To the person who says, “God is in control”
— Yes he is. Fully aware. Not the way to remind me.

To the person who says, “My friend struggled for 5 years to have kids and just gave birth,”
— good for them, that sounds agonizing and give me little hope. It actually makes me more depressed because I’m not sure how much longer I can handle this.

To the person who says, “My friend did IVF for years and finally got pregnant”
— My chances at IVF are terrible, IVF doesn’t fix everything, IVF is ridiculously expensive and we wrestled over it repeatedly.

To the person who ask about all those plans we had before we started fertility treatments
to the person who says, “We had no idea”
— I only have the capacity to update a small group of people, not the world, so gently ask for an update because we are struggling.

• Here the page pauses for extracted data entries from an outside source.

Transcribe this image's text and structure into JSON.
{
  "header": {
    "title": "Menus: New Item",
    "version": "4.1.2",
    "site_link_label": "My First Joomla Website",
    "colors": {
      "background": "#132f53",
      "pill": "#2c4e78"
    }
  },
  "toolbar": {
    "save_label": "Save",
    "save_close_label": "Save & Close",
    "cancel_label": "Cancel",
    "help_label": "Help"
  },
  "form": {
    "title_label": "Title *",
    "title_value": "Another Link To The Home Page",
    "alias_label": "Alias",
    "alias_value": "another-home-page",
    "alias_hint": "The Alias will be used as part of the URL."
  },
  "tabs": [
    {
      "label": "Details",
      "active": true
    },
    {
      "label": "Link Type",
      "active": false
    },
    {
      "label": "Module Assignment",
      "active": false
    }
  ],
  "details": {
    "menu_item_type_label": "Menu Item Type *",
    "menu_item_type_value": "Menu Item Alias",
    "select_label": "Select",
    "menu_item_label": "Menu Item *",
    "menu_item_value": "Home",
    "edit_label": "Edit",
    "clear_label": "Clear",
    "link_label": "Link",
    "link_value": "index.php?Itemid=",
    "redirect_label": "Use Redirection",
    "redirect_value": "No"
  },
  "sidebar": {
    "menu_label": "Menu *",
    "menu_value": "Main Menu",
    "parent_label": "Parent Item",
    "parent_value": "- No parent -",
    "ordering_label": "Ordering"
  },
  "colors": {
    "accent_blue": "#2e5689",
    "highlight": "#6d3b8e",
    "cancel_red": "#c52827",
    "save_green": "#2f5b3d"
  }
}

To the person who says, “Let us know if you need anything”
— say it if you mean it.
— offer specific help — dinner, to talk, to text, to schedule a time to listen not 2 months from now.

To the person who wrote that condensed booklet on Christians and fertility I never should’ve picked up
— you didn’t considered everyone's situation and condensed a very difficult and complex topic into a few judgements of right and wrong. Now I’m afraid Christians are going to judge my choices of fertility treatment based on on what you as a prominent theologian have briefly said.
— selfishly I just want to ask, “do you even understand? Do you realize what IVF takes mentally, physically, emotionally, financially?” It is not an option someone in our position could lightly choose.

To the person who could “never do that”
— well, now I feel like your implying I shouldn’t
— very different from, “that would be very difficult for me”

To the person who wants people “to know the truth or facts”
— please speak graciously and humbly, and be informed. Know not all fertility and pregnancy topics are black and white and they are often intertwined with other issues.

To the person who says, “I’ll pray God allows you to have children”
— it sounds like you think my infertility is a result of my sin

to the person who thinks we’ve only been doing this for a short time or that we didn’t want children
— you’ve only known about since we got desperate enough to share publicly or felt we had to because of life circumstances.
— it’s been years. We’re exhausted.
— We didn’t want to get pregnant our first year of marriage out of a desire to grow our marriage, but by now we’ve been trying 5+ years

To the person who thinks we’re being selfish
— I’ve wrestled with this more than you can imagine. Tears and tears and tears. We’ve prayed and believe this is the direction God’s given us

To the person who doesn’t understand the terminology
— listen, ask or even better go look it up because it’s hard to feel understood when you have to constantly explain

To the person who says, “let’s hang out”
— I’ve got limited capacity and would like to, but only say it if you mean to follow though and plan it. I probably don’t have the energy to make it happen myself.